The second thing to notice here is that women’s success rates never exceeded that for men. Not for fifteen straight Fiscal Years. This further supports my hypothesis that the bias hasn’t been fixed in some fundamental way. If it had been fixed, this would be random from year to year, correct? Sometimes the women’s rates would sneak above the men’s rates. That never happens. Because of course when we redress a bias, it can only ever just barely reach statistically indistinguishable parity and if god forbid the previously privileged class suffers even the tiniest little bit of disadvantage it is an outrage.
Finally, the fact that success rates went in the tanker in 2004 should remind you that men enjoyed the advantage all during the great NIH doubling! The salad days. Lots of money available and STILL it was being disproportionately sucked up by the advantaged group. You might think that when there is an interval of largesse that systems would be more generous. Good time to slip a little extra to women, underrepresented individuals or the youth, right? Ha.
Which brings me to the fate of first-time investigators versus established investigators. Oh look, the never-funded were instantly brought up to parity in 2007. In this case a few years after the post-doubling success rates went in the toilet but more or less the same pattern. Including the failure of the statistically indistiguishable success rates for the first timers to ever, in 11 straight years of funding, to exceed the rates for established investigators. Because of affirmative action instead of fixing the bias. As you will recall, the head of the NIH at that time made it very clear that he was using “make it so” top-down heavy handed quota based affirmative action to accomplish this goal.
Zerhouni created special awards for young scientists but concluded that wasn’t enough. In 2007, he set a target of funding 1500 new-investigator R01s, based on the previous 5 years’ average.
Some program directors grumbled at first, NIH officials say, but came on board when NIH noticed a change in behavior by peer reviewers. Told about the quotas, study sections began “punishing the young investigators with bad scores,” says Zerhouni.
“quotas”.
I do not recall much in the way of discussing the “pipelines” and how we couldn’t possible do anything to change the bias of study sections until a new, larger and/or better class of female or not-previously-funded investigators could be trained up. The NIH just fixed it. ish. permanently.

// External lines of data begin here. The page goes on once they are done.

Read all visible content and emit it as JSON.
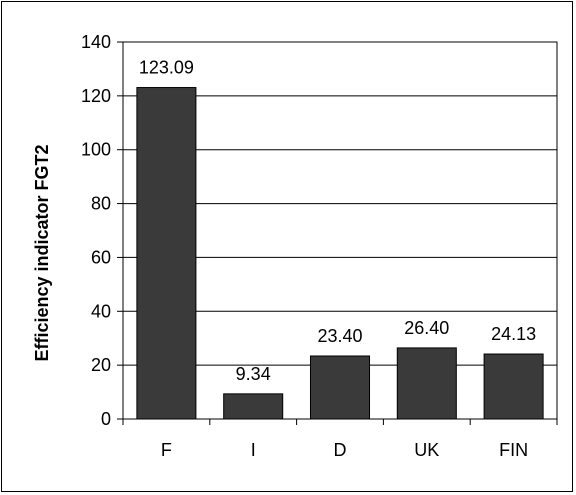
{
  "chart_data": {
    "type": "bar",
    "title": "",
    "xlabel": "",
    "ylabel": "Efficiency indicator FGT2",
    "categories": [
      "F",
      "I",
      "D",
      "UK",
      "FIN"
    ],
    "values": [
      123.09,
      9.34,
      23.4,
      26.4,
      24.13
    ],
    "value_labels": [
      "123.09",
      "9.34",
      "23.40",
      "26.40",
      "24.13"
    ],
    "ylim": [
      0,
      140
    ],
    "yticks": [
      0,
      20,
      40,
      60,
      80,
      100,
      120,
      140
    ],
    "grid": true,
    "legend": "none",
    "bar_color": "#3a3a3a"
  }
}
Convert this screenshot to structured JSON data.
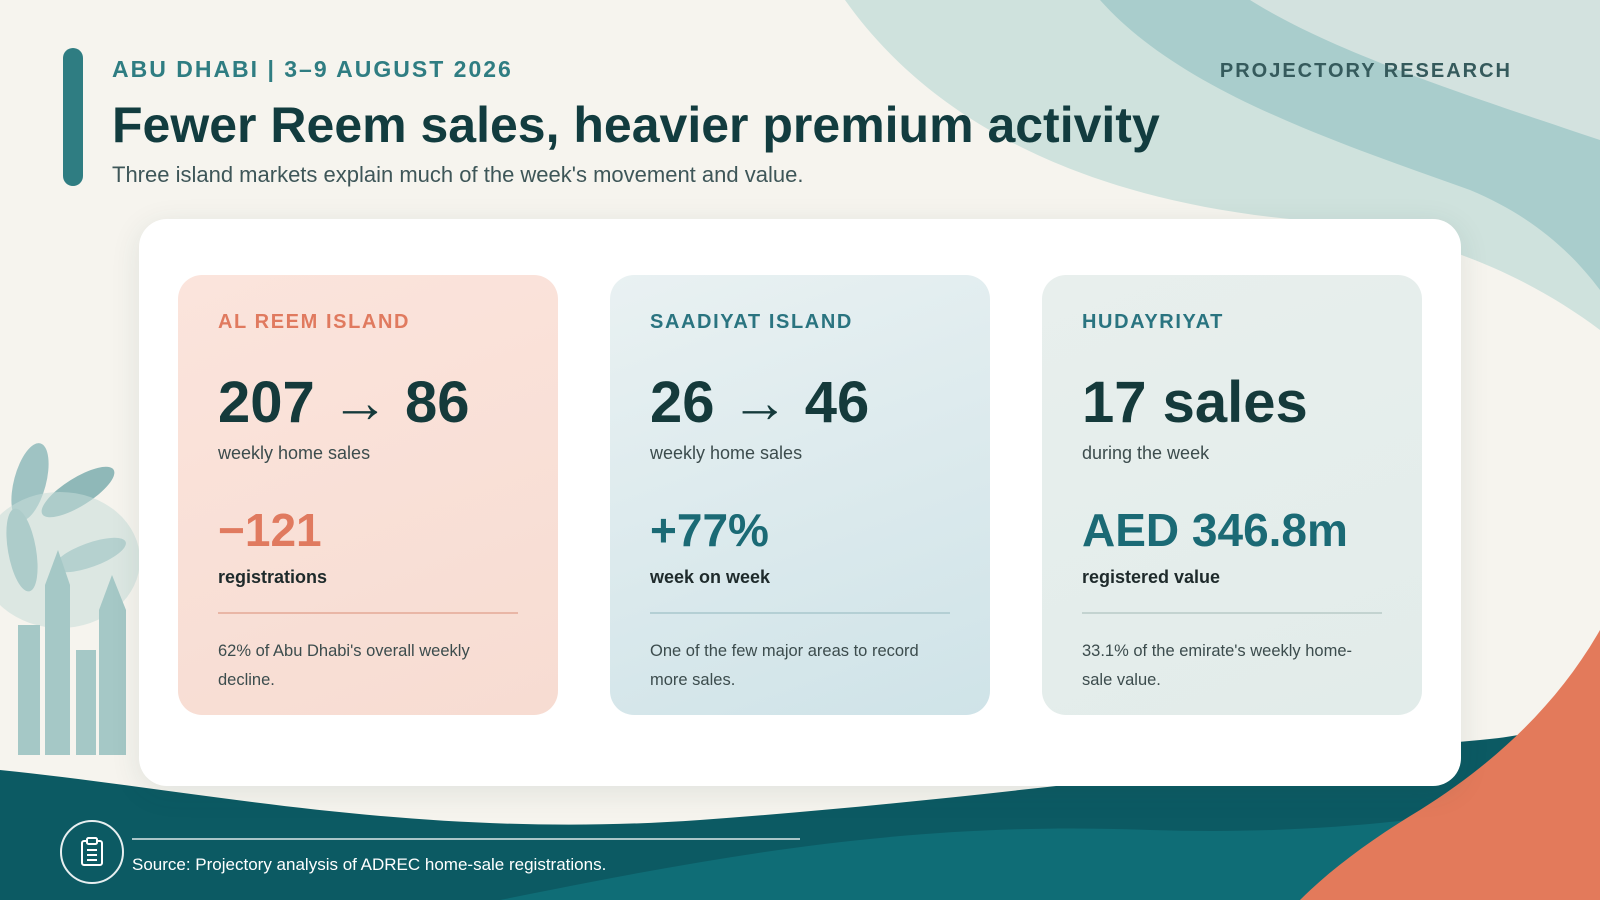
{
  "header": {
    "kicker": "ABU DHABI | 3–9 AUGUST 2026",
    "brand": "PROJECTORY RESEARCH",
    "title": "Fewer Reem sales, heavier premium activity",
    "subtitle": "Three island markets explain much of the week's movement and value."
  },
  "cards": [
    {
      "label": "AL REEM ISLAND",
      "big": "207 → 86",
      "big_sub": "weekly home sales",
      "mid": "−121",
      "mid_sub": "registrations",
      "note": "62% of Abu Dhabi's overall weekly decline."
    },
    {
      "label": "SAADIYAT ISLAND",
      "big": "26 → 46",
      "big_sub": "weekly home sales",
      "mid": "+77%",
      "mid_sub": "week on week",
      "note": "One of the few major areas to record more sales."
    },
    {
      "label": "HUDAYRIYAT",
      "big": "17 sales",
      "big_sub": "during the week",
      "mid": "AED 346.8m",
      "mid_sub": "registered value",
      "note": "33.1% of the emirate's weekly home-sale value."
    }
  ],
  "footer": {
    "icon": "clipboard-icon",
    "source": "Source: Projectory analysis of ADREC home-sale registrations."
  },
  "colors": {
    "teal": "#2f7d82",
    "dark_teal": "#0c5a63",
    "coral": "#e07a5f",
    "title": "#123c3f"
  }
}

For FY2017 there were 16,954 applications with women PIs. 3,186 awards. If you take the ~3% gap from the interval prior to 2003, this means that the NIH is picking up some 508 research project grants from women PIs via their affirmative action process. Per year. If you apply the ~6% deficit enjoyed by first time investigators in the salad days you end up with 586 research project grants picked up by affirmative action. Now there will be some overlap of these populations. Women are PI of about 31% of applications in the data for the first graph and first timers are about 35% for the second. So very roughly women might be 181 of the affirmative action newbie apps and newbies might be 178 of the affirmative action women’s apps. The estimates are close. So let’s say something like 913 unique grants are picked up by the NIH just for these two overt affirmative action purposes. Each and every Fiscal Year.
Because of the fact that, for example, African-American PIs of research grants or K99 apps represent such tiny percentages of the total (2% in both cases), the number of pickups that would be necessary to equalize success rate disparities is tiny. In the K99 analysis, it was a mere 23 applications across a decade. Two per year. I don’t have research grant numbers handy but if we use the data underlying the first graph, this means there were about 1,080 applications with African-American PIs in FY2017. If they hit the 19% success rate this would be about 205 applications. Ginther reported about a 13% success rate deficit, working out to 55% of the success rate enjoyed by white applicants at the time. This would correspond to a 10.5% success rate for black applicants now, or about 113 application. So 92 would be needed to make up the difference for African-American PIs assuming the Ginther disparity still holds. This would be less than one percent of the awards made.
Less than one percent. And keep in mind these are not gifts. These are making up for a screwjob. These are making up for the bias. If any applicants from male, established or white populations go unfunded to redress the bias, they are only losing their unearned advantage. Not being disadvantaged.